そのために毎日頑張っているわけですし。人を楽しませられるのはいいことでしょう」


音楽で、老人ホームの慰問などをしていた壮介さんらしいセリフだった。

当たり前のことを聞いてしまって、恥ずかしくなる。


「そうですよね、笑ってくれたら」

「はい」


私が幼稚園の先生になりたかった理由。子供が大好きで、一緒に笑いたかったこと。

そんな基本を思い出す。


「決まったんですね、保育士さん」


私は、ここに募集の紙が貼ってあったが、なくなっていたのでと話し続ける。


「あ……いや、実はまだなんです」


壮介さんは、貼り出していたけれど、結局、採用はなかったと言う。


「もっと色々貼り出さないとダメかもしれません。
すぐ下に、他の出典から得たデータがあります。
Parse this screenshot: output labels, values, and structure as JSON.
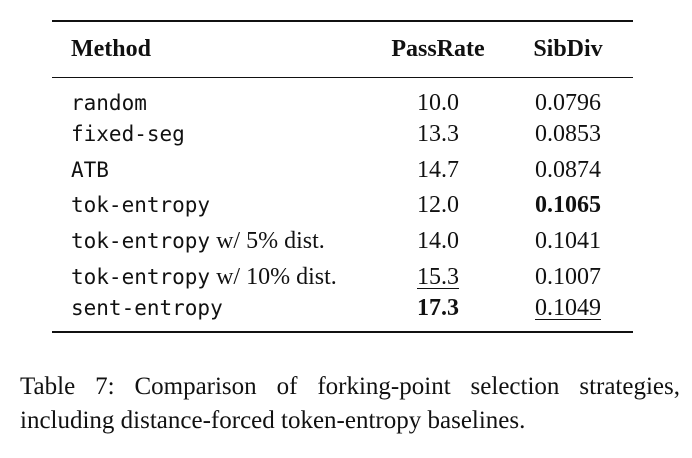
{
  "table": {
    "headers": {
      "method": "Method",
      "passrate": "PassRate",
      "sibdiv": "SibDiv"
    },
    "rows": [
      {
        "method_mono": "random",
        "method_suffix": "",
        "passrate": "10.0",
        "sibdiv": "0.0796"
      },
      {
        "method_mono": "fixed-seg",
        "method_suffix": "",
        "passrate": "13.3",
        "sibdiv": "0.0853"
      },
      {
        "method_mono": "ATB",
        "method_suffix": "",
        "passrate": "14.7",
        "sibdiv": "0.0874"
      },
      {
        "method_mono": "tok-entropy",
        "method_suffix": "",
        "passrate": "12.0",
        "sibdiv": "0.1065"
      },
      {
        "method_mono": "tok-entropy",
        "method_suffix": " w/ 5% dist.",
        "passrate": "14.0",
        "sibdiv": "0.1041"
      },
      {
        "method_mono": "tok-entropy",
        "method_suffix": " w/ 10% dist.",
        "passrate": "15.3",
        "sibdiv": "0.1007"
      },
      {
        "method_mono": "sent-entropy",
        "method_suffix": "",
        "passrate": "17.3",
        "sibdiv": "0.1049"
      }
    ]
  },
  "caption": "Table 7: Comparison of forking-point selection strategies, including distance-forced token-entropy baselines."
}
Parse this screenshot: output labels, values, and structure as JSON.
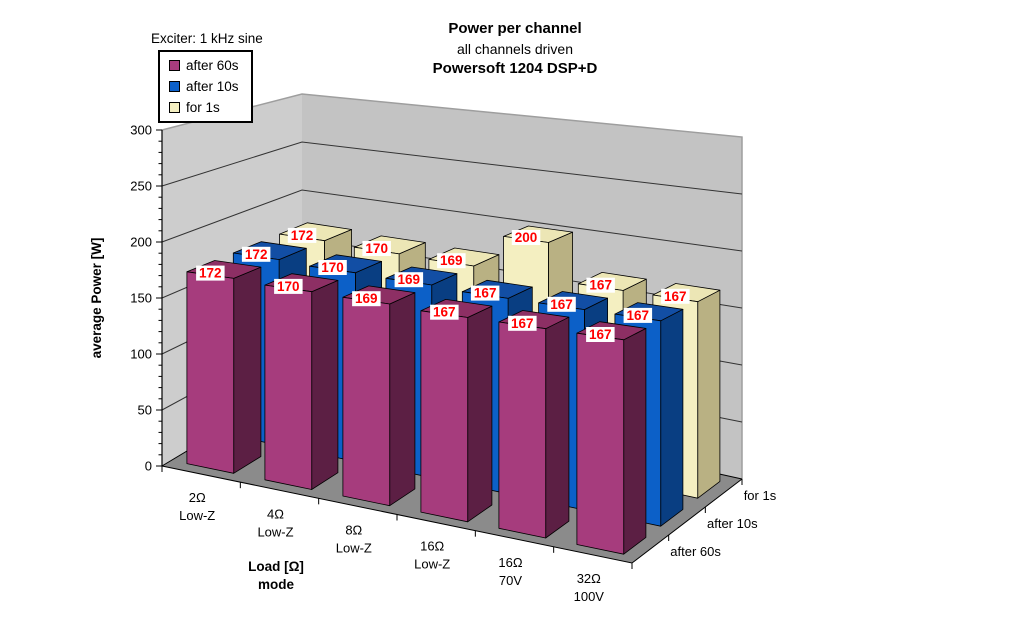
{
  "chart_data": {
    "type": "bar",
    "projection": "3d-column",
    "title": "Power per channel",
    "subtitle": "all channels driven",
    "device": "Powersoft 1204 DSP+D",
    "annotation": "Exciter: 1 kHz sine",
    "ylabel": "average Power [W]",
    "xlabel": [
      "Load [Ω]",
      "mode"
    ],
    "ylim": [
      0,
      300
    ],
    "ytick_major": 50,
    "ytick_minor": 10,
    "grid": true,
    "legend_position": "top-left",
    "categories": [
      [
        "2Ω",
        "Low-Z"
      ],
      [
        "4Ω",
        "Low-Z"
      ],
      [
        "8Ω",
        "Low-Z"
      ],
      [
        "16Ω",
        "Low-Z"
      ],
      [
        "16Ω",
        "70V"
      ],
      [
        "32Ω",
        "100V"
      ]
    ],
    "series": [
      {
        "name": "after 60s",
        "values": [
          172,
          170,
          169,
          167,
          167,
          167
        ],
        "color": {
          "front": "#A63C7D",
          "side": "#5C1F44",
          "top": "#8D2F64"
        }
      },
      {
        "name": "after 10s",
        "values": [
          172,
          170,
          169,
          167,
          167,
          167
        ],
        "color": {
          "front": "#0C60C8",
          "side": "#093E82",
          "top": "#124EA4"
        }
      },
      {
        "name": "for 1s",
        "values": [
          172,
          170,
          169,
          200,
          167,
          167
        ],
        "color": {
          "front": "#F4EFC1",
          "side": "#B9B183",
          "top": "#ECE6B5"
        }
      }
    ],
    "data_labels": {
      "color": "#FF0000",
      "background": "#FFFFFF"
    },
    "colors": {
      "back_wall": "#C3C3C3",
      "left_wall": "#CDCDCD",
      "floor": "#8B8B8B",
      "gridline": "#333333",
      "axis": "#000000",
      "wall_edge": "#9E9E9E"
    }
  }
}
この道を通る人で……
うちの『保育園』に興味を持ってくれる人がいいなと、単純に考えてみたのですが」


私が、何度かのぞいでしまったあの小さな塀の穴。

そういえば、確かにその横に張り出してあった。


「文章が弱いのかなと思って、今、書き直しています」


壮介さんは、近いうちに色々と貼り出すつもりだと、そう教えてくれる。


「そうですか」


まだ決まっていなかった……

壮介さんにとっては、よくないことなのに、顔がほころんでしまう。


「あ……」


壮介さんは、誰かを見つけたのだろうか、『こんばんは』と挨拶をする。

大きなバッグを持った若い男性が、こちらに近付いてきた。

もしかして、この人、保育士希望者なのだろうか。


「すみません、思ったよりも遅くなってしまって」

「いえ、うちはこれくらいの方が、子供たちも帰りますし」

「そうですか、そういってもらえるとありがたいです」


男性は、壮介さんに名刺を出す。


「『フォトカチャ』さん」

「はい、『フォトカチャ』の白井大輔と申します」


『保育士募集』のこと、もう少し話を聞きたい気もしたが、

私は、仕事の邪魔になると思い、それではまたと頭を下げてその場から離れた。